Le conseil de [T] [C] sollicite le rejet de la prolongation de la rétention aux motifs que le trouble à l’ordre public n’est pas caractérisé, dès lors que l’intéressé est âgé de plus de 70 ans, a purgé l’ensemble des condamnations qui ont été prononcées à son encontre et qu’il ne présente aucune menace à l’ordre public.
Il expose également, qu’il n’est pas rapporté la preuve de la délivrance à bref délai de documents de voyage.
MOTIFS DE LA DÉCISION
L’article L742-5 du code de l’entrée et du séjour des étrangers et du droit d’asile dispose :
“A titre exceptionnel, le juge des libertés et de la détention peut à nouveau être saisi aux fins de prolongation du maintien en rétention au-delà de la durée maximale de rétention prévue à l’article L. 742-4, lorsqu’une des situations suivantes apparaît dans les quinze derniers jours :
1° L’étranger a fait obstruction à l’exécution d’office de la décision d’éloignement ;
2° L’étranger a présenté, dans le seul but de faire échec à la décision d’éloignement :
a) une demande de protection contre l’éloignement au titre du 9° de l’article L. 611-3 ou du 5° de l’article L. 631- 3 ;
b) ou une demande d’asile dans les conditions prévues aux articles L. 754-1 et L. 754-3 ;
3° La décision d’éloignement n’a pu être exécutée en raison du défaut de délivrance des documents de voyage par le consulat dont relève l’intéressé et qu’il est établi par l’autorité administrative compétente que cette délivrance doit intervenir à bref délai.

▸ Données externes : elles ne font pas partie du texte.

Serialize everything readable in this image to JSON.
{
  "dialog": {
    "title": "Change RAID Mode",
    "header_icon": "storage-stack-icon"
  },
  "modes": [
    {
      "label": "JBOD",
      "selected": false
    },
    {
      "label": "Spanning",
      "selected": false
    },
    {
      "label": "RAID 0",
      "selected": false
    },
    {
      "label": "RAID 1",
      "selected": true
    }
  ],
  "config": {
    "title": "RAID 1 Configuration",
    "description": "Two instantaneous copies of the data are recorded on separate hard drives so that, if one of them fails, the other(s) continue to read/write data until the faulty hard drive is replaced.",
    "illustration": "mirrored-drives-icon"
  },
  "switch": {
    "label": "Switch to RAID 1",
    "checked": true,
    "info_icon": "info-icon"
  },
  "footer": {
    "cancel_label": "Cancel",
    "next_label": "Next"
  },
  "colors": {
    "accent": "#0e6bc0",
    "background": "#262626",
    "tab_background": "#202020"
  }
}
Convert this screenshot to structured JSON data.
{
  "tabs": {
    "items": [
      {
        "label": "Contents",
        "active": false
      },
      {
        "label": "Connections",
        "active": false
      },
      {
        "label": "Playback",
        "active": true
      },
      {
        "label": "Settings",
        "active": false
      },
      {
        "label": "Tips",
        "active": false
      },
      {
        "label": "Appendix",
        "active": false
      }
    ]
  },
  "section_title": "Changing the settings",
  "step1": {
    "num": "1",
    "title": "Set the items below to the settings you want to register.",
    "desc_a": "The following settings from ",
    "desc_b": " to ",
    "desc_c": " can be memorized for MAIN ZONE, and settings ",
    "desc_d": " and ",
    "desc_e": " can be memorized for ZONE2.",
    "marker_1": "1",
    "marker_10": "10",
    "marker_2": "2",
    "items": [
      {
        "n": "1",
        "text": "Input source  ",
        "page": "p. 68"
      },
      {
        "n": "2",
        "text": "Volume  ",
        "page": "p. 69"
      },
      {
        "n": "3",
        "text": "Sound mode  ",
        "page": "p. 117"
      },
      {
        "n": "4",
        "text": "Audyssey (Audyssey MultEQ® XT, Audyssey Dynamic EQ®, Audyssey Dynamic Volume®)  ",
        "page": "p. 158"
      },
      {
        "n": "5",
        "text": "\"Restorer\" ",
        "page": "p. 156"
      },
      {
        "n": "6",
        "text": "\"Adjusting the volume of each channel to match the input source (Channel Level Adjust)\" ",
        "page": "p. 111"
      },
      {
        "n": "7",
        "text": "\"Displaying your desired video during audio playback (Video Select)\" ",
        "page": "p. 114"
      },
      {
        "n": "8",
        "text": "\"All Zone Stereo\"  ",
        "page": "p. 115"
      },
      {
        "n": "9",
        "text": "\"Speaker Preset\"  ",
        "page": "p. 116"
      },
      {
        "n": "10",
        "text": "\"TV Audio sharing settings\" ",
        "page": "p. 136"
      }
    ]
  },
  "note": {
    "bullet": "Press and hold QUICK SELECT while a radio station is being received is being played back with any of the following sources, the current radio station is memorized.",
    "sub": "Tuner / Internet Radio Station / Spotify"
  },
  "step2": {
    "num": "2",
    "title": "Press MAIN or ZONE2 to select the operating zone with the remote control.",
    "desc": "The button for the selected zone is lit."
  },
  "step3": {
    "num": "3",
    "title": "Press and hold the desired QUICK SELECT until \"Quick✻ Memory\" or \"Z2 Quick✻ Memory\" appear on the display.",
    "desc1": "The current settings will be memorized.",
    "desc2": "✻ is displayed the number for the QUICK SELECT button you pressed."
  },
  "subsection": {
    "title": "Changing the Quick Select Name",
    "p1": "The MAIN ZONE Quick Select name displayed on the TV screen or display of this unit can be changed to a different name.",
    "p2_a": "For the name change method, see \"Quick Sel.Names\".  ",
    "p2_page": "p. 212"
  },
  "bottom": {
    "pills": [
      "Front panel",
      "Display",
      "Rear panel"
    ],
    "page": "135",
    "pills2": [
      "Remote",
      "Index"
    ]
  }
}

L’étranger est maintenu en rétention jusqu’à ce que le juge ait statué.
Si le juge ordonne la prolongation de la rétention, celle-ci court à compter de l’expiration de la dernière période de rétention pour une nouvelle période d’une durée maximale de quinze jours.”
En l’espèce, il est constant que l’administration a saisi les autorités consulaires, dont l’intéressé est ressortissant, pendant le temps de l’incarcération, le 07 novembre 2023 et 10 janvier 2024 , puis ces autorités ont été relancées le 27 mars 2024; 12 avril 2024, 21 mai 2024, 21 juin 2024, 19 juillet 2024, 05 août 2024, puis à nouveau, après placement en rétention, le 10 septembre 2024, 08 et 26 octobre 2024.
Il apparaît dès lors que la décision d’éloignement n’a pu être exécutée en raison du défaut de délivrance des documents de voyage par le consulat dont relève l’intéressé, étant rappelé qu’en vertu du principe de souveraineté des Etats, l’autorité administrative ne dispose d’aucun pouvoir coercitif à l’égard des autorités étrangères et qu’il ne peut être soutenu, comme allégué, que les vaines relances caractérisent l’absence de délivrance à bref délai.
Il apparaît donc que les conditions du 3° du texte précité sont réunies et il y a lieu d’ordonner la prolongation de la rétention, pour une première prolongation exceptionnelle, étant observé, que la caractérisation de la menace à l’ordre public, ne constitue pas un critère visé au texte précité applicable en l’espèce.
PAR CES MOTIFS :
Statuant publiquement en premier ressort, par décision assortie de l’exécution provisoire,
DÉCLARONS recevable la requête en prorogation de la rétention administrative
ORDONNONS LA PROROGATION EXCEPTIONNELLE DE LA RETENTION de M. [T] [W] [C] pour une durée de quinze jours à compter du 09/11/2024 à 09h00 ;
Fait à LILLE, le 09 Novembre 2024
Notifié ce jour à h mn
LE GREFFIER LE MAGISTRAT DELEGUE
NOTIFICATION DE L’ORDONNANCE AUX PARTIES
DOSSIER : N° RG 24/02397 – N° Portalis DBZS-W-B7I-Y52L
M. LE PREFET DU NORD / M. [T] [W] [C]
DATE DE L’ORDONNANCE : 09 Novembre 2024
NOTIFIONS sur le champ la présente ordonnance aux parties, qui en émargeant ci-après, attestent en avoir reçu copie et les avisons de la possibilité de faire appel, devant le Premier président de la cour d’appel ou son délégué, de la présente ordonnance dans les vingt-quatre heures de son prononcé ; les informons que la déclaration d’appel doit être motivée et peut être transmise par tout moyen (notamment par mail via la boîte structurelle : libertes.ca-douai@justice.fr; leur indiquons que seul l’appel formé par le ministère public peut être déclaré suspensif par le Premier président de la cour d’appel ou son délégué.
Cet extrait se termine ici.